Dit que, par application des dispositions de l’article 271 du Code de procédure civile, le défaut de consignation dans le délai imparti entraînera la caducité de la désignation de l’expert ;
Dit que, lors de la première ou de la deuxième réunion des parties, l’expert dressera un programme de ses investigations et évaluera d’une manière aussi précise que possible le montant prévisible de ses honoraires et débours ;
Dit qu’à l’issue de cette réunion, l’expert nous fera connaître la somme globale qui lui paraît nécessaire pour garantir en totalité le recouvrement de ses honoraires et débours et sollicitera, le cas échéant, le versement d’une consignation supplémentaire ;
Rappelle que dans l’attente de la fixation du prix du loyer renouvelé, le bail se poursuit aux mêmes charges et conditions ;
Sursoit à statuer sur les autres demandes.

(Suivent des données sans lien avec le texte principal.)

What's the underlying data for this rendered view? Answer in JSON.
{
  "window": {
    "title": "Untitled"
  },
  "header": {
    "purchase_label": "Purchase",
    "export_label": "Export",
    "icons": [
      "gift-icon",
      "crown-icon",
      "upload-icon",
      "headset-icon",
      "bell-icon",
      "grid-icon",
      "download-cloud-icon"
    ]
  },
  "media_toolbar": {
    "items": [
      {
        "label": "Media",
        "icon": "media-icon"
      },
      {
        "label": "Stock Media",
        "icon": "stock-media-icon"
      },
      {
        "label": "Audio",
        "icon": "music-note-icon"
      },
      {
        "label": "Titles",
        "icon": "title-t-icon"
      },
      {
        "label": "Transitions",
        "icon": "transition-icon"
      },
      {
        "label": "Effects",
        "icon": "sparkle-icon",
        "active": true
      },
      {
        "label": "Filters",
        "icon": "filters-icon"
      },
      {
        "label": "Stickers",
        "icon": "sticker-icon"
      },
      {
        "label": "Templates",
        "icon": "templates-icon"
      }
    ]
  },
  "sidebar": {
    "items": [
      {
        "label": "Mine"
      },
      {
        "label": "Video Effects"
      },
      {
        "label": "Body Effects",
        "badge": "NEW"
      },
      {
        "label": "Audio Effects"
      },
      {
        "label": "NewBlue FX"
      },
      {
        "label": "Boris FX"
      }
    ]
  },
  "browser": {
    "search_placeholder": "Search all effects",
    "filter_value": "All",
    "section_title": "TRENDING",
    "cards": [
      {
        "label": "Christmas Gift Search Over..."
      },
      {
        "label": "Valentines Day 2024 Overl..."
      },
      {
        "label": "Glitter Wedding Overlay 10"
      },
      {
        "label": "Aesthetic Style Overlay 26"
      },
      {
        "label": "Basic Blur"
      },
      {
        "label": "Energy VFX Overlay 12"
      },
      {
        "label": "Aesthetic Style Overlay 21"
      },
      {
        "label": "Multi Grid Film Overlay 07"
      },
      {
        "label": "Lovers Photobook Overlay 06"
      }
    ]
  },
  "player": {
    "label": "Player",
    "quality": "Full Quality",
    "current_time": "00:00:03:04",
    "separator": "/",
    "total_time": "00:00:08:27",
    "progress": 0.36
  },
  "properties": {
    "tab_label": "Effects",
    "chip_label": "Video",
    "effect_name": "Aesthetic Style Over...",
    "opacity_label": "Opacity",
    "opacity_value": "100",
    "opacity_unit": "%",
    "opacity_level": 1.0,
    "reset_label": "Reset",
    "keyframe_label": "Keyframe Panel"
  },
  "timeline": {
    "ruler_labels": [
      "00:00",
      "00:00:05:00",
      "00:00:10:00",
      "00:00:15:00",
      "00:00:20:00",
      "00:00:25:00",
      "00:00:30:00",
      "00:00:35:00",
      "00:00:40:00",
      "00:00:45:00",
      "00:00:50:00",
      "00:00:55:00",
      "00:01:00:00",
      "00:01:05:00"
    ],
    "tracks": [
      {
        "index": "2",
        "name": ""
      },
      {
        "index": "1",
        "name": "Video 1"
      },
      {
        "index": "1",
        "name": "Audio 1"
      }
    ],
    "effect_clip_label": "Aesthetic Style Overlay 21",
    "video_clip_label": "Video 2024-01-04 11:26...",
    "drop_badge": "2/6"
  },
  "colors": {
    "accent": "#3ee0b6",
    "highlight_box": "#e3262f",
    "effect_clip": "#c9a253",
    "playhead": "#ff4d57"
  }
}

LE GREFFIER LE JUGE DES LOYERS COMMERCIAUX
En conséquence, la République française mande et ordonne à tous commissaires de justice, sur ce requis, de mettre la présente décision à exécution, aux procureurs généraux et procureurs de la République près les tribunaux judiciaires d’y tenir la main, à tous commandants et officiers de la force publique de prêter main-forte lorsqu’ils en seront légalement requis.
En foi de quoi la minute des présentes a été signée électroniquement par le président et par le greffier.